Right about this time last year, I had one of those lovely moments.
I did the one thing every person fantasized about doing at one point or another in their career. I swaggered into my boss’ office with the Eye of the Tiger blasting in the soundtrack of my head and threw down my resignation letter. “Hey boss, I QUIT! BTW, this job sucks and I’m being paid way less than I deserve. Plus I’ve been posting ads in the men-seeking-men-classified-column in your name, which should explain all the weird calls you’ve been getting.”
I totally did that in my head, except that my boss was a really nice guy and I kinda liked my job (because I kicked ass at it and it paid me relatively well) and I hate the Eye of the Tiger.
But I did resign from my job to chill out at home and watch Grey’s Anatomy. Oh, and also to watch the little squirt after I wake up from my afternoon siesta. (I only had one back then – kid, not nap).
The quitting was easy once I had made up my mind, but the month leading up to it was agonizing to say the least. The moment Tru was born, I knew that I would be happiest taking care of him myself. We considered every possible childcare option but after 8 days with a maid from hell and visits to countless infantcare centers, I couldn’t bring myself to pick any of them. They all seemed so cold and sterile. I had no doubt that they were all prolific at feeding and nappy changes, but honestly, it just wasn’t good enough.

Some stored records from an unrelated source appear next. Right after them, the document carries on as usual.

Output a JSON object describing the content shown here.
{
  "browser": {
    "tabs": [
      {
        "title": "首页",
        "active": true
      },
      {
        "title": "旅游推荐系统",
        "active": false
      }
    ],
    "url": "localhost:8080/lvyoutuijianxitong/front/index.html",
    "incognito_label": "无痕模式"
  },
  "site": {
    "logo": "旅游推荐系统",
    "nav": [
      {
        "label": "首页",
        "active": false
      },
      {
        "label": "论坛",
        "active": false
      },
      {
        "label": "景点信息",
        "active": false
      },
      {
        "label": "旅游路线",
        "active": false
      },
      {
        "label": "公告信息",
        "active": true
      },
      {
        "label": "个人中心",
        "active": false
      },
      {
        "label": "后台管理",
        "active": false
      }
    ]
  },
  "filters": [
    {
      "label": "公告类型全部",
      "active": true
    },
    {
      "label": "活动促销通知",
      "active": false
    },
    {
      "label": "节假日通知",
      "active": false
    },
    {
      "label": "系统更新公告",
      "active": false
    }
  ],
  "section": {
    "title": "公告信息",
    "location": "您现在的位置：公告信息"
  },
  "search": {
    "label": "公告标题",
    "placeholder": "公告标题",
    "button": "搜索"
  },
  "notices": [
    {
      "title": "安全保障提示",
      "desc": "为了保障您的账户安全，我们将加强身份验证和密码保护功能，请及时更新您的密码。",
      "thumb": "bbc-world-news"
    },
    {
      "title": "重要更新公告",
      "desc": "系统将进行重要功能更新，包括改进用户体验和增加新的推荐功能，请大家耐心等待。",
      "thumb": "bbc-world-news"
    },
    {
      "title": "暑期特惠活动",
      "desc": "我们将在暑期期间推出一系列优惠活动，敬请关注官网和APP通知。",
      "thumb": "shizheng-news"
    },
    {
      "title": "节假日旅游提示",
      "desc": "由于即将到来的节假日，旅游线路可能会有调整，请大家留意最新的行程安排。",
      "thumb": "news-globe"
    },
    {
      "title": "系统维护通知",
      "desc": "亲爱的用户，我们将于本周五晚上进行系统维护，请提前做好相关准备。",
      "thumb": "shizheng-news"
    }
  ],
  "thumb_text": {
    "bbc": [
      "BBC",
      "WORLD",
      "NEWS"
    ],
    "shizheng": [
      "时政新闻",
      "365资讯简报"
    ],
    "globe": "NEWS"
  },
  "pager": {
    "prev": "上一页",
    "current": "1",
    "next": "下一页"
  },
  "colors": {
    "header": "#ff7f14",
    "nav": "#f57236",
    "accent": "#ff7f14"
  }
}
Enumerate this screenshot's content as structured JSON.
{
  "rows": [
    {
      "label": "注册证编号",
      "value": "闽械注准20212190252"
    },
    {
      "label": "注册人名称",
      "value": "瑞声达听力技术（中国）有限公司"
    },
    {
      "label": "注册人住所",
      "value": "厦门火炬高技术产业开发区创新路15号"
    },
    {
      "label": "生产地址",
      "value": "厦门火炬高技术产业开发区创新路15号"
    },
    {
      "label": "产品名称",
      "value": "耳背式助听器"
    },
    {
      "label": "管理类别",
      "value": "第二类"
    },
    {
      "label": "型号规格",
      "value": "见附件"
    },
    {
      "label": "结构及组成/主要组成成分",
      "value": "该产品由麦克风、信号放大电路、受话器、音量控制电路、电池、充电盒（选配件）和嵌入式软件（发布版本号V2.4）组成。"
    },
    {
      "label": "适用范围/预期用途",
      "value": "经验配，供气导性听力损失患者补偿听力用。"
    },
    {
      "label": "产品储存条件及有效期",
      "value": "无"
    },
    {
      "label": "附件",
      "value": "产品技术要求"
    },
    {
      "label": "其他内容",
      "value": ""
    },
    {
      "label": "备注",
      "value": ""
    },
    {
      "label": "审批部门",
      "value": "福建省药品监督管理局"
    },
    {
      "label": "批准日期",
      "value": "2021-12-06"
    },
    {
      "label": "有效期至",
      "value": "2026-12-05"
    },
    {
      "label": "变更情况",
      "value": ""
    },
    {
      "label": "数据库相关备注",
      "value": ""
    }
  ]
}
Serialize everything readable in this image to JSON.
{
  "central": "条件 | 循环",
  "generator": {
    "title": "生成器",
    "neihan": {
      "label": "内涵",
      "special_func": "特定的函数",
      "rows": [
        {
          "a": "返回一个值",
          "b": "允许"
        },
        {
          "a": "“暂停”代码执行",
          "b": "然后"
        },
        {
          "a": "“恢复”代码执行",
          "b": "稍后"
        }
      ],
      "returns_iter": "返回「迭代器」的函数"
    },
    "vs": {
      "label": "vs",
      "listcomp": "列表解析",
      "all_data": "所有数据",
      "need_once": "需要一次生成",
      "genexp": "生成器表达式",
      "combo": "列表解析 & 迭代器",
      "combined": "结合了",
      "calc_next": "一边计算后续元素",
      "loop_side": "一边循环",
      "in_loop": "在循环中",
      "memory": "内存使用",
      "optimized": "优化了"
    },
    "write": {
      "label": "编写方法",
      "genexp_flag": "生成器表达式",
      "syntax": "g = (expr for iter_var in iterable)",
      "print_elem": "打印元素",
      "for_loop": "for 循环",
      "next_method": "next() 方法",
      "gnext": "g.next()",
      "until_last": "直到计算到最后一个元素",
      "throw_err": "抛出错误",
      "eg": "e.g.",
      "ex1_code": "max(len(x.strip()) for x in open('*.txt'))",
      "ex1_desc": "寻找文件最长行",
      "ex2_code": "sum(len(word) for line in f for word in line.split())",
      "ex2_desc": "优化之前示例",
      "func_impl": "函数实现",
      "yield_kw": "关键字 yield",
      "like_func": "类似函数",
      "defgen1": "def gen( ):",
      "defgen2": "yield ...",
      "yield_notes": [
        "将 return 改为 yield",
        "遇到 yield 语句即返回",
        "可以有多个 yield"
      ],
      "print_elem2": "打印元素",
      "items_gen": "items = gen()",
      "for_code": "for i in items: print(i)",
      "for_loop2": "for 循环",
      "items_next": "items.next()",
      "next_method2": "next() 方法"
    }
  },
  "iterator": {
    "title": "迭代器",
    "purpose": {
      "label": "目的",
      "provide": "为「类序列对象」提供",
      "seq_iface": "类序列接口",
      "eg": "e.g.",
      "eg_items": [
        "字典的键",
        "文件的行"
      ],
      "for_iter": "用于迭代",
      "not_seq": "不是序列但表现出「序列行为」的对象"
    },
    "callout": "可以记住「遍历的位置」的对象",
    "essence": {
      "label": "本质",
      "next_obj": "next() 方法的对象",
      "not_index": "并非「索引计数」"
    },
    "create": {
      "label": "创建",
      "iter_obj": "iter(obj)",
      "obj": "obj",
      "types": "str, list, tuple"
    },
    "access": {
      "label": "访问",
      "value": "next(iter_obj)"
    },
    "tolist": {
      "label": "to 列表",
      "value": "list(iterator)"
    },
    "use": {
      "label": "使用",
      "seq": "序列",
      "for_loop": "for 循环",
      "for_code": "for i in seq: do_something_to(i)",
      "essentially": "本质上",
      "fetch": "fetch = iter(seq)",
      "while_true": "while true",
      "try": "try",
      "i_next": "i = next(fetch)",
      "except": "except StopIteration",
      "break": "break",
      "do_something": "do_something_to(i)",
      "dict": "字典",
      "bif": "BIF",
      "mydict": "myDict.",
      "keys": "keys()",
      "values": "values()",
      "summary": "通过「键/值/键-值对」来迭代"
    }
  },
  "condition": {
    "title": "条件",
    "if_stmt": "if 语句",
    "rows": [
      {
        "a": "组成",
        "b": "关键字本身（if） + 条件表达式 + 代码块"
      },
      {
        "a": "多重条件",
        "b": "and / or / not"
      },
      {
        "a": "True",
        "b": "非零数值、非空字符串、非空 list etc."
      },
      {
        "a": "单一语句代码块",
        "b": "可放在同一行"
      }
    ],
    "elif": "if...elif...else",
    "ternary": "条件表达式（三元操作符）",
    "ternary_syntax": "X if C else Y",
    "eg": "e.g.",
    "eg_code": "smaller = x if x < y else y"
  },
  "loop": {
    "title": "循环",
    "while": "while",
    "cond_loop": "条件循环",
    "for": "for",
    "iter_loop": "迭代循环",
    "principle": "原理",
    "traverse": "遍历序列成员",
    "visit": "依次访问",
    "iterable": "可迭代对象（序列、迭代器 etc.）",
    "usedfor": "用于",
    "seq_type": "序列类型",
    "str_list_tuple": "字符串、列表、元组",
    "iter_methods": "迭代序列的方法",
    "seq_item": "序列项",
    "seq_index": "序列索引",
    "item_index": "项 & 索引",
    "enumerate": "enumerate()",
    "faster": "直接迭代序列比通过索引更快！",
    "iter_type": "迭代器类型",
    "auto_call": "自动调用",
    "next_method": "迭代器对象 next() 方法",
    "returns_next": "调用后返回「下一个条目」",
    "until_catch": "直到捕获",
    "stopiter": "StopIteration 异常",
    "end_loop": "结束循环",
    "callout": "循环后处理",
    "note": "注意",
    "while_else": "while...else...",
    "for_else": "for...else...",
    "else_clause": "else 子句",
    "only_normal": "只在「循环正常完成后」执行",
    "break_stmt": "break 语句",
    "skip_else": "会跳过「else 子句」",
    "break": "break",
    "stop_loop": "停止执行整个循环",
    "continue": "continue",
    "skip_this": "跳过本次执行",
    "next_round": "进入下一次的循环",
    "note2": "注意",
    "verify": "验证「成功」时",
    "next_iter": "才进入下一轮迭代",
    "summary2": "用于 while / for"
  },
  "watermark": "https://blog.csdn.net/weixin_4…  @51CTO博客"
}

I need my kids to grow up giggling themselves silly everyday. To stuff cookies up their nostrils and fingers into other orifices and not be taught to sit quietly in a corner. They’ve got to know that Mommy wasn’t too busy chasing the next promotion to sit down and read to them. That when they bump their head and get a boo boo, Aunty Minah is not they first person they run to for comfort. That when they look back on their childhood years from now, they won’t struggle to remember having fun with mama save for a handful of weekends to the zoo and goodnight kisses when they’re already half asleep.
So that’s my heart talking.
But on the other hand, I like having a job. Having adult conversations over a Caramel Macchiato. Having Caramel Macchiatos, period. Dressing up and feeling important productive. Being able to bark orders at minions and use words like “commoditization” and “media engagement”. And most of all, being paid enough to fund my shopping sprees and holidays.
If I really quit my job, that’s half the income up in flames. How would we ever survive? I would have to stay home and eat raw potatoes everyday (to save on the electricity, duh).
For a month, we butchered the budget and sold off internal organs (only useless ones like the spleen and appendix) and did everything we could to make the numbers add up while I cried myself to sleep every night thinking of Tru all alone in a fancypants infantcare centre. Then finally we decided to bite the bullet and do it. Take the plunge.
It’s been twelve whole months since and I still haven’t eaten the babies (out of hunger or insanity), so great success! I even have my retort all planned out for when the kids ask me why we don’t have an 8-seater jacuzzi in the bathroom. First I’ll whip their asses and then I’ll be all like “Kids, you should be thankful that we don’t have a large ass hot tub in the bathroom because you’d have grown up being tortured by a nut job and become delinquents and eventually incarcerated while daddy and mommy jet-setted around the globe. Then what good would a jacuzzi be? You’re welcome.”